Wow, some of the newfangled presentations produced out there today by the media are downright amazing — not to mention highly enlightening, in terms of the data they display and the interactive ways in which you can manipulate it.
For example, a connection of mine recently alerted me to the fascinating little interactive chart you’ll find here courtesy of the New York Times. This chart, and the article that accompanies it, are based on the 2008 “American Time Use Survey” where thousands of Americans (over the age of 15) were asked to track how they spent every minute of each day for a given period of time. This is pretty interesting stuff, in its own right, but the part of this that’s particularly relevant to THIS blog is the feature of the chart that lets you click to view the different time usage by folks in different age brackets, racial groups, genders, and (the pertinent part) employment status. How do unemployed people, in other words, spend their time differently than their employed counterparts? Try some experimentation with this feature, because it’s pretty amazing, and you can even move your cursor around the graph directly to see exactly what activities most people are doing WHEN throughout the day.

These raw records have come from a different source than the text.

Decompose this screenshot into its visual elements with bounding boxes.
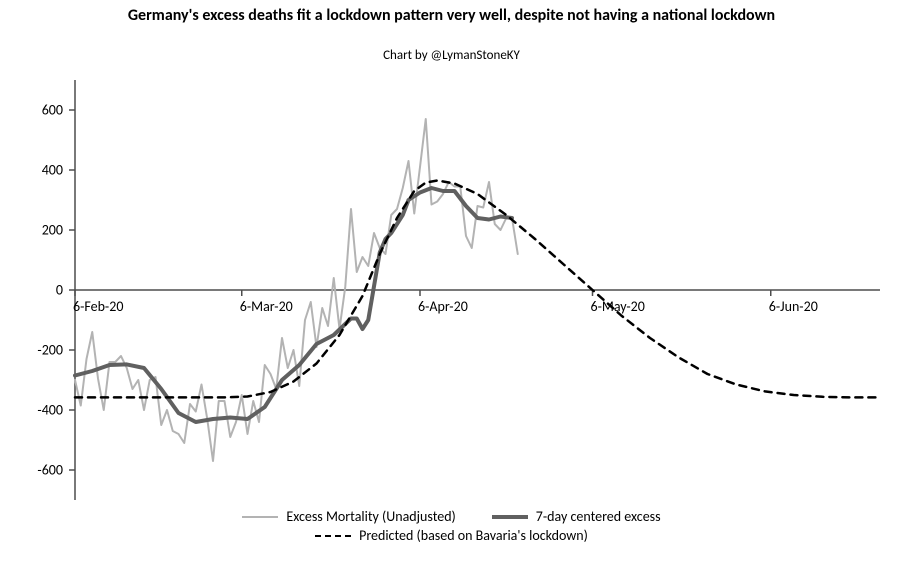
legend-swatch — [492, 515, 528, 519]
legend-item: Excess Mortality (Unadjusted) — [242, 508, 455, 525]
legend-item: Predicted (based on Bavaria's lockdown) — [315, 527, 588, 544]
y-tick-label: -200 — [0, 342, 63, 359]
x-tick-label: 6-Apr-20 — [418, 298, 468, 315]
chart-plot — [75, 80, 880, 500]
x-tick-label: 6-Feb-20 — [73, 298, 123, 315]
legend-swatch — [242, 516, 278, 518]
chart-legend: Excess Mortality (Unadjusted) 7-day cente… — [0, 508, 903, 544]
legend-item: 7-day centered excess — [492, 508, 661, 525]
legend-label: Excess Mortality (Unadjusted) — [286, 508, 455, 525]
legend-label: Predicted (based on Bavaria's lockdown) — [359, 527, 588, 544]
y-tick-label: -600 — [0, 462, 63, 479]
chart-container: Germany's excess deaths fit a lockdown p… — [0, 0, 903, 568]
y-tick-label: 200 — [0, 222, 63, 239]
chart-subtitle: Chart by @LymanStoneKY — [0, 48, 903, 64]
x-tick-label: 6-Jun-20 — [769, 298, 818, 315]
legend-label: 7-day centered excess — [536, 508, 661, 525]
legend-swatch — [315, 535, 351, 537]
y-tick-label: 400 — [0, 162, 63, 179]
x-tick-label: 6-May-20 — [591, 298, 645, 315]
x-tick-label: 6-Mar-20 — [240, 298, 293, 315]
chart-title: Germany's excess deaths fit a lockdown p… — [0, 6, 903, 26]
y-tick-label: 0 — [0, 282, 63, 299]
y-tick-label: -400 — [0, 402, 63, 419]
y-tick-label: 600 — [0, 102, 63, 119]
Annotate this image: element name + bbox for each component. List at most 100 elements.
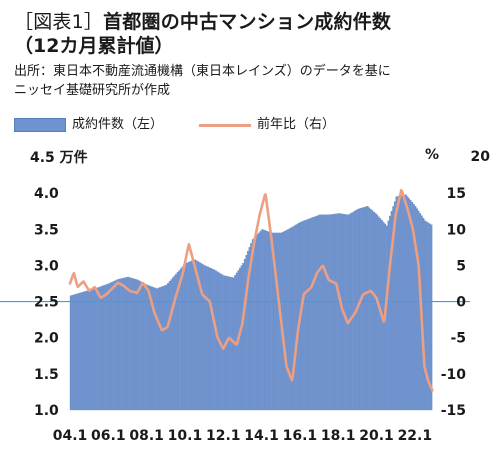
bar-193 (377, 216, 380, 411)
bar-54 (156, 288, 158, 411)
y-right-ticks: 20 15 10 5 0 -5 -10 -15 (441, 149, 491, 419)
y-right-tick-label: -5 (450, 331, 466, 347)
bar-204 (395, 196, 398, 411)
bar-91 (215, 270, 217, 411)
bar-46 (143, 283, 145, 411)
bar-152 (312, 217, 315, 411)
bar-117 (256, 234, 259, 411)
bar-214 (411, 202, 414, 411)
bar-181 (358, 208, 361, 411)
x-tick-label: 06.1 (91, 428, 126, 444)
bar-208 (401, 195, 404, 411)
bar-205 (397, 196, 399, 411)
bar-0 (69, 295, 72, 411)
bar-149 (307, 218, 310, 411)
bar-57 (160, 286, 163, 411)
bar-207 (400, 195, 402, 411)
bar-56 (159, 287, 161, 411)
x-tick-label: 04.1 (53, 428, 88, 444)
bar-95 (221, 274, 224, 411)
x-ticks: 04.1 06.1 08.1 10.1 12.1 14.1 16.1 18.1 20.1 22.1 (53, 428, 432, 444)
bar-19 (100, 286, 102, 411)
bar-84 (203, 265, 206, 411)
y-right-tick-label: 20 (471, 149, 491, 165)
bar-151 (310, 217, 313, 411)
bar-146 (302, 220, 305, 411)
x-tick-label: 20.1 (359, 428, 394, 444)
bar-165 (333, 213, 335, 411)
bar-114 (251, 239, 254, 411)
legend-bar-swatch (14, 118, 66, 132)
bar-39 (132, 278, 134, 411)
bar-136 (286, 229, 289, 411)
bar-190 (373, 211, 375, 411)
chart-title: ［図表1］首都圏の中古マンション成約件数 (14, 10, 391, 34)
y-left-ticks: 4.0 3.5 3.0 2.5 2.0 1.5 1.0 (34, 186, 59, 419)
bar-51 (151, 286, 153, 411)
bar-55 (157, 287, 160, 411)
bar-119 (259, 230, 262, 411)
x-tick-label: 22.1 (398, 428, 433, 444)
bar-199 (387, 220, 390, 411)
bar-79 (195, 260, 198, 411)
bar-69 (180, 268, 182, 411)
bar-81 (199, 262, 201, 411)
bar-145 (301, 221, 303, 411)
bar-118 (258, 232, 260, 411)
bar-111 (247, 251, 249, 411)
bar-64 (172, 277, 174, 411)
bar-47 (144, 283, 147, 411)
x-tick-label: 12.1 (206, 428, 241, 444)
bar-162 (328, 214, 331, 411)
bar-2 (73, 294, 75, 411)
y-left-tick-label: 2.0 (34, 331, 59, 347)
bar-17 (96, 287, 99, 411)
bar-184 (363, 206, 366, 411)
bar-189 (371, 210, 374, 411)
bar-88 (210, 268, 212, 411)
legend-line-swatch (199, 123, 252, 127)
bar-37 (128, 277, 131, 411)
bar-107 (240, 265, 243, 411)
bar-61 (167, 282, 169, 411)
bar-125 (269, 232, 272, 411)
bar-7 (81, 292, 83, 411)
legend-bar-label: 成約件数（左） (72, 117, 164, 132)
bar-82 (200, 263, 203, 411)
bar-10 (85, 290, 88, 411)
bar-90 (213, 269, 216, 411)
bar-30 (117, 279, 120, 411)
bar-120 (261, 229, 264, 411)
bar-113 (250, 243, 252, 411)
bar-20 (101, 285, 104, 411)
bar-183 (362, 207, 364, 411)
bar-22 (104, 284, 107, 411)
y-right-tick-label: 10 (447, 222, 467, 238)
bar-40 (133, 278, 136, 411)
source-note: 出所：東日本不動産流通機構（東日本レインズ）のデータを基に ニッセイ基礎研究所が… (14, 62, 484, 100)
bar-80 (197, 261, 200, 411)
bar-156 (318, 214, 321, 411)
bar-89 (211, 268, 214, 411)
bar-174 (347, 214, 350, 411)
bar-141 (294, 224, 297, 411)
bar-186 (366, 205, 369, 411)
y-right-tick-label: -15 (441, 403, 466, 419)
bar-126 (271, 232, 273, 411)
bar-221 (422, 218, 425, 411)
bar-160 (325, 214, 327, 411)
bar-135 (285, 230, 287, 411)
bar-215 (413, 204, 415, 411)
bar-123 (266, 230, 268, 411)
bar-173 (346, 214, 348, 411)
x-tick-label: 16.1 (283, 428, 318, 444)
bar-108 (242, 263, 244, 411)
bar-112 (248, 247, 251, 411)
bar-155 (317, 215, 319, 411)
y-right-tick-label: 0 (456, 295, 466, 311)
bar-96 (223, 275, 225, 411)
bar-224 (427, 222, 430, 411)
bar-26 (111, 281, 113, 411)
bar-121 (263, 229, 265, 411)
y-right-tick-label: 15 (447, 186, 466, 202)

Some conclusions from this data? As you’ll read in the accompanying article, the study reveals that on the average weekday, folks who are unemployed tend sleep an hour longer than their employed peers, do over two hours more yardwork and housework, and spend an extra 70 minutes in front of the television. The study also claims (try clicking on the purplish “job search” band in the graph) that the average unemployed person only spends 30 minutes in a given day looking for a new job and that only one in six unemployed people will actually look for work during the typical day.
All I can say is that I hope, fervently, that these averages don’t in any way reflect the behavior and time commitment of my own firm’s clients. If so, we need to have words, or I need to figure out a much more powerful way to get my message across! While I seriously doubt that anybody but a small and committed group of diehards are actually out there following the old adage that “you should treat looking for a job as your new full-time job” I also know for a fact that it’s going to take more than 30 minutes a day, especially for more senior-level professionals, to entertain any serious hope of landing a new position within a reasonable time frame.
Interesting data to ponder, regardless. And perhaps I’m easily impressed, but wow, these kinds of multimedia presentations just knock my socks off, every time. Does anybody out there out in my network actually know how to CREATE these kinds of graphs? Or does the New York Times have access to some form of alien technology that they’re not sharing with the world?